Functional and molecular mechanism of intracellular pH regulation in human inducible pluripotent stem cells

Figure 5 Steady-state pH_i in HEPES and 5% CO₂/HCO₃^--buffered solution and the change in the expression of pH_i regulators during the loss of pluripotency in human induced pluripotent stem cells. A: The resting pH_i was a steady-state taken from the completely recovered pH_i after intracellular acidification or alkalization.
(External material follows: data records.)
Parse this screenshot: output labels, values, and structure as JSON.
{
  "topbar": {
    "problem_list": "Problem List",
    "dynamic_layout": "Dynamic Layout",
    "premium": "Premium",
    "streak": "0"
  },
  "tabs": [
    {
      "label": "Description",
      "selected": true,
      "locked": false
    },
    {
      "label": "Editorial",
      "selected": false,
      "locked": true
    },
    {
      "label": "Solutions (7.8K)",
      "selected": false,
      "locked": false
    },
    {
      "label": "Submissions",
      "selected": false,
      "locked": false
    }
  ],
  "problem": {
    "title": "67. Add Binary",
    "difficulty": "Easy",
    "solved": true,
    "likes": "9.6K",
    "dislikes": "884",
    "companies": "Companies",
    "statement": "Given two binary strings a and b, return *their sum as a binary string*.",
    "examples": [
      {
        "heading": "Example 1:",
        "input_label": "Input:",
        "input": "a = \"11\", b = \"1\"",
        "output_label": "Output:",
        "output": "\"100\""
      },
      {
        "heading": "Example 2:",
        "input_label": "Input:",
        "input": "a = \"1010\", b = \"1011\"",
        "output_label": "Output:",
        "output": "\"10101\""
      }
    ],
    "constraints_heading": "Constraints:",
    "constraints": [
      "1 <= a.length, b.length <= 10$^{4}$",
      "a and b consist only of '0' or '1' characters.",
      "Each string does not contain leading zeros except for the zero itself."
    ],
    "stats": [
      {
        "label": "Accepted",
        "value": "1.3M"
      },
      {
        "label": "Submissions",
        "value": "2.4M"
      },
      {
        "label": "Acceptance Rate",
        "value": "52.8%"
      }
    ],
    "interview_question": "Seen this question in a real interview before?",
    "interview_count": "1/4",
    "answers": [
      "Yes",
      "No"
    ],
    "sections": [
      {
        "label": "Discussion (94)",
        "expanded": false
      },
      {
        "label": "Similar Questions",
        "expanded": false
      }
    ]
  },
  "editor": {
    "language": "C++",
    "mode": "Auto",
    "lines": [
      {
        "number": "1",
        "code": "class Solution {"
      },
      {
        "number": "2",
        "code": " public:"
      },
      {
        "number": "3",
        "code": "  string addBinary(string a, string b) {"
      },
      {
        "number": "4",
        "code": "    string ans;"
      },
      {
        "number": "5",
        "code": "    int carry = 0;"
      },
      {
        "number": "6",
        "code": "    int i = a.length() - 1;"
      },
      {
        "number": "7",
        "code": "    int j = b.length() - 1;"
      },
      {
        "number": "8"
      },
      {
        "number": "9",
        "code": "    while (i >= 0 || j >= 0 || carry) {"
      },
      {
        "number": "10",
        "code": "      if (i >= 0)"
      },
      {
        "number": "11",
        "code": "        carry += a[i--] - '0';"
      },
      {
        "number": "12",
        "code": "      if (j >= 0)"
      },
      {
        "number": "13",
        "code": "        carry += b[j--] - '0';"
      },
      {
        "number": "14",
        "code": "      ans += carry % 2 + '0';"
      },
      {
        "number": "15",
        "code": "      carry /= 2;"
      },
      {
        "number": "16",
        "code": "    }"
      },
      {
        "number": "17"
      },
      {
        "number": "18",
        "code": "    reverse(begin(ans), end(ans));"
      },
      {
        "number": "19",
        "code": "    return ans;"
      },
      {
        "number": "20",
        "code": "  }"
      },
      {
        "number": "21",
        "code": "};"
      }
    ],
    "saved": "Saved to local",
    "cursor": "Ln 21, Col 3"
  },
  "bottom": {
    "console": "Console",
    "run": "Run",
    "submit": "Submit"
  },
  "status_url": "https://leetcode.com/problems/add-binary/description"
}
The dotted line indicates the value of the resting pH_i; B: The max/min chart of the resting pH_i in hiPSCs was collected from A (n = 20) and Figures 4C and D (n = 5). The means of the resting pH_i in HEPES and 5% CO₂/HCO₃^--buffered solution were found to be 7.50 ± 0.01 and 7.68 ± 0.01, respectively. After treatment with H₃₀ and S₉₀ in 5% CO₂/HCO₃^--buffered solution, the resting pH_i shifted to 7.66 ± 0.02 and 7.46 ± 0.02, respectively; C: Immunoblot analysis of the expression of NHE1, NHE3, V-ATPase, NBCe1, NBCe2, NBCn1 and OCT4 in hiPSCs in different culture media for different days (E8 and E6-1d to E6-4d). The histograms in B display the mean and the min to max values. hiPSCs: Human induced pluripotent stem cells; NHE: The Na⁺/H⁺ exchanger; NBC: The Na⁺/HCO₃^- cotransporter; V-ATPase: Vacuolar-ATPase.